When reconciliation bites: drift, waves, and secrets

Q: You hand-edit a live Deployment during an incident and Argo CD keeps reverting it. Why?

selfHeal treats your manual edit as drift and reconciles the cluster back to Git

Q: A migration Job must finish before the app Deployment starts. What ensures that order?

Sync waves (or a PreSync hook) — lower waves apply and become healthy before higher waves

Q: How do secrets fit the 'everything in Git' model without leaking?

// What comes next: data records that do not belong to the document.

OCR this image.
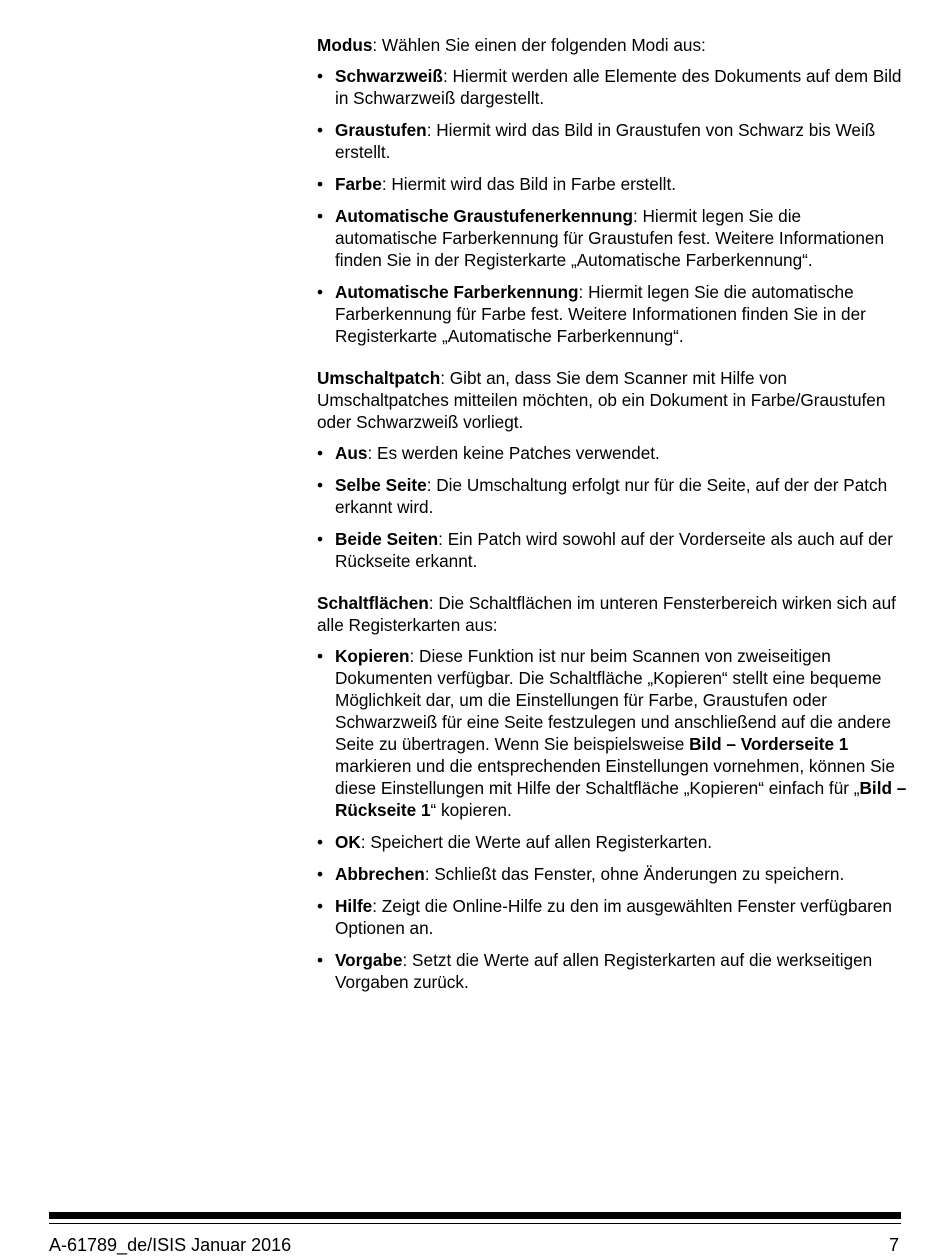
Modus: Wählen Sie einen der folgenden Modi aus:

• Schwarzweiß: Hiermit werden alle Elemente des Dokuments auf dem Bild in Schwarzweiß dargestellt.
• Graustufen: Hiermit wird das Bild in Graustufen von Schwarz bis Weiß erstellt.
• Farbe: Hiermit wird das Bild in Farbe erstellt.
• Automatische Graustufenerkennung: Hiermit legen Sie die automatische Farberkennung für Graustufen fest. Weitere Informationen finden Sie in der Registerkarte „Automatische Farberkennung“.
• Automatische Farberkennung: Hiermit legen Sie die automatische Farberkennung für Farbe fest. Weitere Informationen finden Sie in der Registerkarte „Automatische Farberkennung“.

Umschaltpatch: Gibt an, dass Sie dem Scanner mit Hilfe von Umschaltpatches mitteilen möchten, ob ein Dokument in Farbe/Graustufen oder Schwarzweiß vorliegt.

• Aus: Es werden keine Patches verwendet.
• Selbe Seite: Die Umschaltung erfolgt nur für die Seite, auf der der Patch erkannt wird.
• Beide Seiten: Ein Patch wird sowohl auf der Vorderseite als auch auf der Rückseite erkannt.

Schaltflächen: Die Schaltflächen im unteren Fensterbereich wirken sich auf alle Registerkarten aus:

• Kopieren: Diese Funktion ist nur beim Scannen von zweiseitigen Dokumenten verfügbar. Die Schaltfläche „Kopieren“ stellt eine bequeme Möglichkeit dar, um die Einstellungen für Farbe, Graustufen oder Schwarzweiß für eine Seite festzulegen und anschließend auf die andere Seite zu übertragen. Wenn Sie beispielsweise Bild – Vorderseite 1 markieren und die entsprechenden Einstellungen vornehmen, können Sie diese Einstellungen mit Hilfe der Schaltfläche „Kopieren“ einfach für „Bild – Rückseite 1“ kopieren.
• OK: Speichert die Werte auf allen Registerkarten.
• Abbrechen: Schließt das Fenster, ohne Änderungen zu speichern.
• Hilfe: Zeigt die Online-Hilfe zu den im ausgewählten Fenster verfügbaren Optionen an.
• Vorgabe: Setzt die Werte auf allen Registerkarten auf die werkseitigen Vorgaben zurück.
A-61789_de/ISIS Januar 2016	7
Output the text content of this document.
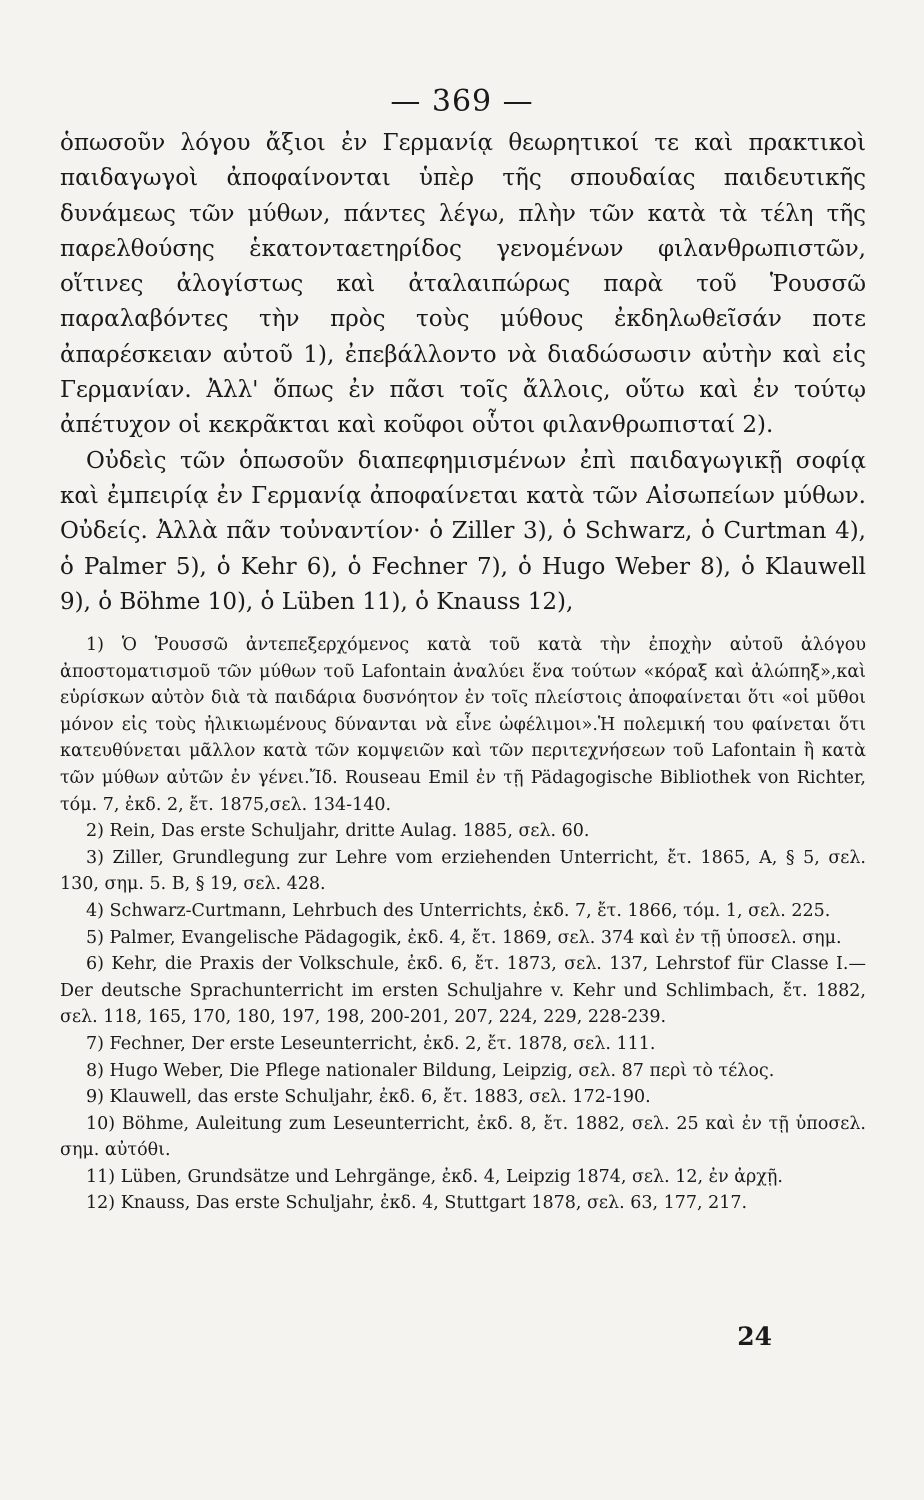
— 369 —

ὁπωσοῦν λόγου ἄξιοι ἐν Γερμανίᾳ θεωρητικοί τε καὶ πρακτικοὶ παιδαγωγοὶ ἀποφαίνονται ὑπὲρ τῆς σπουδαίας παιδευτικῆς δυνάμεως τῶν μύθων, πάντες λέγω, πλὴν τῶν κατὰ τὰ τέλη τῆς παρελθούσης ἑκατονταετηρίδος γενομένων φιλανθρωπιστῶν, οἵτινες ἀλογίστως καὶ ἀταλαιπώρως παρὰ τοῦ Ῥουσσῶ παραλαβόντες τὴν πρὸς τοὺς μύθους ἐκδηλωθεῖσάν ποτε ἀπαρέσκειαν αὐτοῦ 1), ἐπεβάλλοντο νὰ διαδώσωσιν αὐτὴν καὶ εἰς Γερμανίαν. Ἀλλ' ὅπως ἐν πᾶσι τοῖς ἄλλοις, οὕτω καὶ ἐν τούτῳ ἀπέτυχον οἱ κεκρᾶκται καὶ κοῦφοι οὗτοι φιλανθρωπισταί 2).

Οὐδεὶς τῶν ὁπωσοῦν διαπεφημισμένων ἐπὶ παιδαγωγικῇ σοφίᾳ καὶ ἐμπειρίᾳ ἐν Γερμανίᾳ ἀποφαίνεται κατὰ τῶν Αἰσωπείων μύθων. Οὐδείς. Ἀλλὰ πᾶν τοὐναντίον· ὁ Ziller 3), ὁ Schwarz, ὁ Curtman 4), ὁ Palmer 5), ὁ Kehr 6), ὁ Fechner 7), ὁ Hugo Weber 8), ὁ Klauwell 9), ὁ Böhme 10), ὁ Lüben 11), ὁ Knauss 12),

1) Ὁ Ῥουσσῶ ἀντεπεξερχόμενος κατὰ τοῦ κατὰ τὴν ἐποχὴν αὐτοῦ ἀλόγου ἀποστοματισμοῦ τῶν μύθων τοῦ Lafontain ἀναλύει ἕνα τούτων «κόραξ καὶ ἀλώπηξ»,καὶ εὑρίσκων αὐτὸν διὰ τὰ παιδάρια δυσνόητον ἐν τοῖς πλείστοις ἀποφαίνεται ὅτι «οἱ μῦθοι μόνον εἰς τοὺς ἠλικιωμένους δύνανται νὰ εἶνε ὠφέλιμοι».Ἡ πολεμική του φαίνεται ὅτι κατευθύνεται μᾶλλον κατὰ τῶν κομψειῶν καὶ τῶν περιτεχνήσεων τοῦ Lafontain ἢ κατὰ τῶν μύθων αὐτῶν ἐν γένει.Ἴδ. Rouseau Emil ἐν τῇ Pädagogische Bibliothek von Richter, τόμ. 7, ἐκδ. 2, ἔτ. 1875,σελ. 134-140.

2) Rein, Das erste Schuljahr, dritte Aulag. 1885, σελ. 60.

3) Ziller, Grundlegung zur Lehre vom erziehenden Unterricht, ἔτ. 1865, A, § 5, σελ. 130, σημ. 5. B, § 19, σελ. 428.

4) Schwarz-Curtmann, Lehrbuch des Unterrichts, ἐκδ. 7, ἔτ. 1866, τόμ. 1, σελ. 225.

5) Palmer, Evangelische Pädagogik, ἐκδ. 4, ἔτ. 1869, σελ. 374 καὶ ἐν τῇ ὑποσελ. σημ.

6) Kehr, die Praxis der Volkschule, ἐκδ. 6, ἔτ. 1873, σελ. 137, Lehrstof für Classe I.— Der deutsche Sprachunterricht im ersten Schuljahre v. Kehr und Schlimbach, ἔτ. 1882, σελ. 118, 165, 170, 180, 197, 198, 200-201, 207, 224, 229, 228-239.

7) Fechner, Der erste Leseunterricht, ἐκδ. 2, ἔτ. 1878, σελ. 111.

8) Hugo Weber, Die Pflege nationaler Bildung, Leipzig, σελ. 87 περὶ τὸ τέλος.

9) Klauwell, das erste Schuljahr, ἐκδ. 6, ἔτ. 1883, σελ. 172-190.

10) Böhme, Auleitung zum Leseunterricht, ἐκδ. 8, ἔτ. 1882, σελ. 25 καὶ ἐν τῇ ὑποσελ. σημ. αὐτόθι.

11) Lüben, Grundsätze und Lehrgänge, ἐκδ. 4, Leipzig 1874, σελ. 12, ἐν ἀρχῇ.

12) Knauss, Das erste Schuljahr, ἐκδ. 4, Stuttgart 1878, σελ. 63, 177, 217.

24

Commit them encrypted (e.g. Sealed Secrets), or commit only a reference the cluster resolves at runtime

GitOps is calm right up until it isn't. The same reconciliation loop that quietly keeps your cluster correct will, in the wrong situation, fight you, loop forever, or refuse to deploy in the order you needed. None of these are bugs — they're the loop doing exactly what you told it, when what you told it was incomplete. This phase is the set of gotchas that turn a 3am page into a 30-second fix once you've seen them before.

Self-heal: the feature that fights you

selfHeal: true is wonderful — until you're mid-incident and trying to hand-patch the live cluster to test a theory. You kubectl edit the Deployment, and seconds later Argo CD reverts your change, because to it, your edit is drift. You and the controller are now in a quiet tug-of-war, and the controller never tires.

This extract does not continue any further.